In the first episode, themed around fat, Samin visits Italy and delights in showing off the gathering of different foody raw materials: pigs who are fattened to the perfect degree, olives collected in nets (and then pressed into fresh oil), cheese aged to sublime flavours, and the process of making pasta by hand and a fresh pesto sauce from start to finish. What’s interesting about the show is the way it interviews not the star chefs who eventually use those ingredients, but the ordinary people who make, gather, and collect these building blocks of food.
If these descriptions of food are making your mouth water, fair warning, the show will do far worse. If you love cheese, you will love this episode, and frankly, I wanted to drink straight olive oil after watching (a thought I, as you probably can relate, have never ever had before).
Salt, Fat, Acid, Heat is a great show, and it fantastically explores food production and the manufacturing of food. Samin visits countries known for their cuisines like Italy and Japan, but Canada has many age-old culinary traditions as well, and you don’t have to look far to find them.

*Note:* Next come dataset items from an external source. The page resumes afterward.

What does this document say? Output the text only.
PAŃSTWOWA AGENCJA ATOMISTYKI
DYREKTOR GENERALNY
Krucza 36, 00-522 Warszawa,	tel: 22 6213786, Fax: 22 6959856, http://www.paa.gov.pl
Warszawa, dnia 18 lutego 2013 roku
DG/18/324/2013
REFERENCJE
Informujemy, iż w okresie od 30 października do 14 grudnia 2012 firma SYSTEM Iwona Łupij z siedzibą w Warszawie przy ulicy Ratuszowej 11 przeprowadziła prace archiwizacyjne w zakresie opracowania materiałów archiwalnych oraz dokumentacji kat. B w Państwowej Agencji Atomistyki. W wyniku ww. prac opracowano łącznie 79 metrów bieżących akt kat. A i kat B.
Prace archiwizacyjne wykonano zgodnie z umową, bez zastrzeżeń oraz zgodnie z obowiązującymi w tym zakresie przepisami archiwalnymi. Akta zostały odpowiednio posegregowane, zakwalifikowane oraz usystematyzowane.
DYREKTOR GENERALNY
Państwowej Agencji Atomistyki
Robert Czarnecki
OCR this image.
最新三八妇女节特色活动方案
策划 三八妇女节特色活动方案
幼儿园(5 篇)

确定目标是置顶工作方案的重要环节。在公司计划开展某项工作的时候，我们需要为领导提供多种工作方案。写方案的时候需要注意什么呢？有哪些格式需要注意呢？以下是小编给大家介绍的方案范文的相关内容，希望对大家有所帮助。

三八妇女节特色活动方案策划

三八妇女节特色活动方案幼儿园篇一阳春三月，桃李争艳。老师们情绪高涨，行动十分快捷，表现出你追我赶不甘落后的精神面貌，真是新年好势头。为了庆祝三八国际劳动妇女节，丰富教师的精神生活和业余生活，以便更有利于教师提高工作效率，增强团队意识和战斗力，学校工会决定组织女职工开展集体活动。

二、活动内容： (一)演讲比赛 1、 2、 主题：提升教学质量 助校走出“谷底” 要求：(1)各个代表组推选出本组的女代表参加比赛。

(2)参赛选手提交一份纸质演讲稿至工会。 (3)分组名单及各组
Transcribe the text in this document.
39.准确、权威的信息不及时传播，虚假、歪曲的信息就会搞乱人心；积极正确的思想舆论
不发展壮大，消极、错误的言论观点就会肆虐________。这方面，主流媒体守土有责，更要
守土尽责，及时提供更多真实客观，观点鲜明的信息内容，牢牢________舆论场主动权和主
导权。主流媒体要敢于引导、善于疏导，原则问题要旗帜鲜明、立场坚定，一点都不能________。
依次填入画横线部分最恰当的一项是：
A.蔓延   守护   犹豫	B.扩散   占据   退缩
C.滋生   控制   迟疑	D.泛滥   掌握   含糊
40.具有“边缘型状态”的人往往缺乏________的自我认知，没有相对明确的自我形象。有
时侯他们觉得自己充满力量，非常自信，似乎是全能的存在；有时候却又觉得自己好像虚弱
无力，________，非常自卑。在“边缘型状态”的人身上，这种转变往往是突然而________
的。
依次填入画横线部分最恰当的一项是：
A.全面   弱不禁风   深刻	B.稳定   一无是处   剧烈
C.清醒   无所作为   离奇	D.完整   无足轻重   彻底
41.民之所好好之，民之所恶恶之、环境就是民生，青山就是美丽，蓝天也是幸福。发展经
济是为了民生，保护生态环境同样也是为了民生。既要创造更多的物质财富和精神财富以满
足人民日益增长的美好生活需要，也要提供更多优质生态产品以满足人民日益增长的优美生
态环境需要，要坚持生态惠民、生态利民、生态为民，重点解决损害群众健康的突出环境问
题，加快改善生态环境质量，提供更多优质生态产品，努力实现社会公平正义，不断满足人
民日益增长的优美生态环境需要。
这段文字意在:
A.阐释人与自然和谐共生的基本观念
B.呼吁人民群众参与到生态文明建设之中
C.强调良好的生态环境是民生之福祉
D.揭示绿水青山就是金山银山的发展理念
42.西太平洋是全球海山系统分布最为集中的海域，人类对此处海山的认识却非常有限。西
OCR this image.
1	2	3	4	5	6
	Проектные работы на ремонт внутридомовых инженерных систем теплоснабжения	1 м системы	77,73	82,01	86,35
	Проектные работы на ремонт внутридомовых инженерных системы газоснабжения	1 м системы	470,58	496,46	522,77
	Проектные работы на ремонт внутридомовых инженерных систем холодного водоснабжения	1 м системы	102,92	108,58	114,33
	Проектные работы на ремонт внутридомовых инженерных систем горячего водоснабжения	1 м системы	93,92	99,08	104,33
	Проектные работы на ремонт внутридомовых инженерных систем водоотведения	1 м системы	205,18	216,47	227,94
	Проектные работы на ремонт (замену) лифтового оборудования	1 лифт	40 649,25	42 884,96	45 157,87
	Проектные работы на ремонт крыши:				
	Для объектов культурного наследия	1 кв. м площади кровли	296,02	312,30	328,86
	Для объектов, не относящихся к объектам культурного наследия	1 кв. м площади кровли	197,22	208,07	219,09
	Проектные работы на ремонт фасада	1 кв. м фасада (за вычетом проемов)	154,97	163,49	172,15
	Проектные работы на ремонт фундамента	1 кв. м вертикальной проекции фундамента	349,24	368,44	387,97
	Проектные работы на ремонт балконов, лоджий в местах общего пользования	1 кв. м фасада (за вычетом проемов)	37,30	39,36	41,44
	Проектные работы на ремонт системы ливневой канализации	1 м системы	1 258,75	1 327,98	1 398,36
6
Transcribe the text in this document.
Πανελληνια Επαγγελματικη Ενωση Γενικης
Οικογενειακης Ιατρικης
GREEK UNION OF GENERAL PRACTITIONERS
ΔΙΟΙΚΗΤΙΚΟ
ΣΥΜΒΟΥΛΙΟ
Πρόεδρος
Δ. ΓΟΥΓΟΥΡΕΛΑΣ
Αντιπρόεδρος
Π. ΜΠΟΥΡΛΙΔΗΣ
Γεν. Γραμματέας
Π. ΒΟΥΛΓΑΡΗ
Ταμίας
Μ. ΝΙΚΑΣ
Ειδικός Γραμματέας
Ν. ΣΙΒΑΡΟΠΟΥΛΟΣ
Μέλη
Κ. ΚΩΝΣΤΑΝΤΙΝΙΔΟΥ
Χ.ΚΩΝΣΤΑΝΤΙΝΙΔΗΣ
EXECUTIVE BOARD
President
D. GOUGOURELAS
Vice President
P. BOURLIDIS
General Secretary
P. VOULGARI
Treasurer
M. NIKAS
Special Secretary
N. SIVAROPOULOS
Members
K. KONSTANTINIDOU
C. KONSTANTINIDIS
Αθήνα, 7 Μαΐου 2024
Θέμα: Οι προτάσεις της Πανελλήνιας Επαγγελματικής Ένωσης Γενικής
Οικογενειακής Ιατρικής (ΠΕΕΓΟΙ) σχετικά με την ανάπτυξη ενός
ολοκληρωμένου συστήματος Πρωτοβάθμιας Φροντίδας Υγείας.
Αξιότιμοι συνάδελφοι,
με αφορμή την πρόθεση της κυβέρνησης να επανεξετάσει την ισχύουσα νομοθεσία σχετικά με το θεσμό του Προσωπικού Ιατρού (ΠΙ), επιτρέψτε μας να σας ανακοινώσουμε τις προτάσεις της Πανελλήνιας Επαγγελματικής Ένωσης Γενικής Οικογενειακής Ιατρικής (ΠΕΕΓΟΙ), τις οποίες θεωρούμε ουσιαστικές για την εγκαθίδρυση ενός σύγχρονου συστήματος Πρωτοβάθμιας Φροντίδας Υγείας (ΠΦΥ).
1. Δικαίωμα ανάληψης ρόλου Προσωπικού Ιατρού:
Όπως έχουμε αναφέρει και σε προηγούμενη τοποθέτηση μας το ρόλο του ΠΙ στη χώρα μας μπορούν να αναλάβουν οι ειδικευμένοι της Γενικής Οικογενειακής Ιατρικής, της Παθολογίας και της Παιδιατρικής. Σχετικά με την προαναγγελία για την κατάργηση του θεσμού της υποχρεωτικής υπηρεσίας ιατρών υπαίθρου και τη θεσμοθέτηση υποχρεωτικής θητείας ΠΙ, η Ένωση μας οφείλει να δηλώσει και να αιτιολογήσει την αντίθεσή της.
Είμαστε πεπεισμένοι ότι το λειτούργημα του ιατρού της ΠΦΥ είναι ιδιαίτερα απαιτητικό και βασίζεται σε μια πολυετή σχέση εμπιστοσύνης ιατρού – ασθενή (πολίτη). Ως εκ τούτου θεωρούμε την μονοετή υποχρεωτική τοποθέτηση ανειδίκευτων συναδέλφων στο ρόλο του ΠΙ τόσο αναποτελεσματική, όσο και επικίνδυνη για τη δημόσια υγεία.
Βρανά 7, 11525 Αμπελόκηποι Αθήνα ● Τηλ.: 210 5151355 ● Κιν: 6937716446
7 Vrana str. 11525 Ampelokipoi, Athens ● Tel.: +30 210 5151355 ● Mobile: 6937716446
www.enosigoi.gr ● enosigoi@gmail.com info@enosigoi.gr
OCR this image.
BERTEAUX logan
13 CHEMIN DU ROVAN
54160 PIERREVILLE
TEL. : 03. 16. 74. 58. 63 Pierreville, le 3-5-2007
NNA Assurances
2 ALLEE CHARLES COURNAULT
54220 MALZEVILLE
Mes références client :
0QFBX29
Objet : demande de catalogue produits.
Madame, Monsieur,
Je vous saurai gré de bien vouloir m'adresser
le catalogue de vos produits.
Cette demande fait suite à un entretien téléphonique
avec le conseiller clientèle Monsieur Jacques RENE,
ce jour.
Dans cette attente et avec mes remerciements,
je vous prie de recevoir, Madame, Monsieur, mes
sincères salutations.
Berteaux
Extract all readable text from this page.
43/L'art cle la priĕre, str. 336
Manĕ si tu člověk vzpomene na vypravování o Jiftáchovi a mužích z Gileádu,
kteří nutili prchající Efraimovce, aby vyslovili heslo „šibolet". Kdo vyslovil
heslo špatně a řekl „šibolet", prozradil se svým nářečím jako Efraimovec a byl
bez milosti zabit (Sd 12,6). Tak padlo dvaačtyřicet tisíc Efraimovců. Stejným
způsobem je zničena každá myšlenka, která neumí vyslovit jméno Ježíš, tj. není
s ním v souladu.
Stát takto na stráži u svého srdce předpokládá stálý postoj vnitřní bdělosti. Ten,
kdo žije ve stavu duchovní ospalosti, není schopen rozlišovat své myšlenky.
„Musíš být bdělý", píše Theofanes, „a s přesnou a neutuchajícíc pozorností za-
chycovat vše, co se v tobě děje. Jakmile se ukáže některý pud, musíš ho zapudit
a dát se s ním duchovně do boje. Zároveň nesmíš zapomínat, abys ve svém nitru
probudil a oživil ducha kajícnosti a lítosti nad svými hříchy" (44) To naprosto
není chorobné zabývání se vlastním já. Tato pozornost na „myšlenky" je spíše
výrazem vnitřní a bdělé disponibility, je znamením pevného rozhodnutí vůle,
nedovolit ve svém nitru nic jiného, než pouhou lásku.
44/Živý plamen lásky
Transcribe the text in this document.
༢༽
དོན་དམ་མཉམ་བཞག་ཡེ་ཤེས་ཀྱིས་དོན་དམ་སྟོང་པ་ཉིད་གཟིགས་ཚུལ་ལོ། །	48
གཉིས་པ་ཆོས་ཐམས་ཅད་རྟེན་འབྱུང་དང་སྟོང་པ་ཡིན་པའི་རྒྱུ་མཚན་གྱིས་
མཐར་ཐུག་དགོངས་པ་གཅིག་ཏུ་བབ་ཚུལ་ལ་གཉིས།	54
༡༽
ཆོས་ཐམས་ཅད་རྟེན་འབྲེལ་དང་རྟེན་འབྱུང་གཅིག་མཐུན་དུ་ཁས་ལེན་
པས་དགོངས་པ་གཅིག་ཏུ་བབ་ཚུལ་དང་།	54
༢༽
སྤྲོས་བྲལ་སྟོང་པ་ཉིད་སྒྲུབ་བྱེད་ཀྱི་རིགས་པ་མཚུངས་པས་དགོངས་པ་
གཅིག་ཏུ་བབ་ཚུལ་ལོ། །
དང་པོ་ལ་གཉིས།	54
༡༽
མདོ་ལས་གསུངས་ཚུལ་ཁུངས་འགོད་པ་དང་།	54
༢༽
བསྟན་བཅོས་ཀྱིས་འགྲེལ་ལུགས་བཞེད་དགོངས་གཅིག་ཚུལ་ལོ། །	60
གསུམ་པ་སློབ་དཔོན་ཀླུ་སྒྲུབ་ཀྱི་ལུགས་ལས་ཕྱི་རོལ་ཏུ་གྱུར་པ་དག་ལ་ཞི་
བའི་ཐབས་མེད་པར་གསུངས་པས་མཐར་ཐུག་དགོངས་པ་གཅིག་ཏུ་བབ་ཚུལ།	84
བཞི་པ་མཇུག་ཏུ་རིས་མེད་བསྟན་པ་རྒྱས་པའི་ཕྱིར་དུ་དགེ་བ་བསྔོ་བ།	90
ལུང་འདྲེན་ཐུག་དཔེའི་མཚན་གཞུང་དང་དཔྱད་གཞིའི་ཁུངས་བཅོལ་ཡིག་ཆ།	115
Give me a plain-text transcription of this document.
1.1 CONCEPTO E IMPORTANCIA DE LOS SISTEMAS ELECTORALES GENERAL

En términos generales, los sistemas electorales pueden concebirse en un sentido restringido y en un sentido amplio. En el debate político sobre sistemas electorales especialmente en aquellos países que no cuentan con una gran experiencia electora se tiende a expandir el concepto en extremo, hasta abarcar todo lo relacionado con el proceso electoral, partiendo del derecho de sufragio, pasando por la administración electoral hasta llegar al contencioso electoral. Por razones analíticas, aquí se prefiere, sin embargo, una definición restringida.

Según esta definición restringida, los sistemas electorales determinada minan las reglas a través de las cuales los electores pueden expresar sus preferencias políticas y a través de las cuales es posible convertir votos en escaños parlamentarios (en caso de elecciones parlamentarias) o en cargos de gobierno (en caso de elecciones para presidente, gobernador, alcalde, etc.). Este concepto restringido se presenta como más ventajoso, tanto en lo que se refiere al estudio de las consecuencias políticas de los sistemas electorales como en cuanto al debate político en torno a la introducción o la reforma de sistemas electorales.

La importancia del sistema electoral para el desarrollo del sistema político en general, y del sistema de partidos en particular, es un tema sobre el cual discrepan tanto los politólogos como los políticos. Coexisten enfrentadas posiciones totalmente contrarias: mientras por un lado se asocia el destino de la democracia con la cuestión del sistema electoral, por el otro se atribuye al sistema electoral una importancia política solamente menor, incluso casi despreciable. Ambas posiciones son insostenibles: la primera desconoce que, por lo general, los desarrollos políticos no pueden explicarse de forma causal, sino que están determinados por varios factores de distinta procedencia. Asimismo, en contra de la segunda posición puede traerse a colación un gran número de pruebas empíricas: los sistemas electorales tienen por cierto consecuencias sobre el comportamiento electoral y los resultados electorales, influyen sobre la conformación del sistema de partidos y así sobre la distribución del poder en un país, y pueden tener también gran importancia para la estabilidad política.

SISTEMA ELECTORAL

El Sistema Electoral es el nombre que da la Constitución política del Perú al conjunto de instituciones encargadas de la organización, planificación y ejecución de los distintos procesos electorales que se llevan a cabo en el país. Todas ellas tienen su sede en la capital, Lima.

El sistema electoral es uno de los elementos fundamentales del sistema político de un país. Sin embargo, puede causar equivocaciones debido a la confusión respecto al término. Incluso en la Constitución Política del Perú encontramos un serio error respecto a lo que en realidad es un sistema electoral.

You Can Find the Food Culture from Salt, Fat, Acid, Heat in Ontario
Food manufacturing in eastern Ontario has characters just as passionate as the Italian olive growers and butchers featured in the first episode of Salt, Fat, Acid, Heat. And if you like cheese, eastern Ontario is a particularly good place to be.
For example, just a little north of the village of Lancaster, you can find Glengarry Fine Cheese, a cheese shop that specializes in fine artisanal cheeses from both cow and goats milk. The passion and craftsmanship that goes into this eastern Ontario cheese are the exact same qualities that define the Italian cheesemakers in Salt, Fat, Acid, Heat.
If you’re looking for a career in food manufacturing that is full of passion and contributes to a culture of quality food making, you’ll find plenty of opportunities in eastern Ontario. In fact, the entire eastern Ontario manufacturing industry is full of passion and jobs you can take pride in.
Discover the Enviable Quality of Food and Life in Eastern Ontario
Instead of moving to Europe, Asia, or South America, you can find great cuisine (and therefore a great life) just outside your doorstep.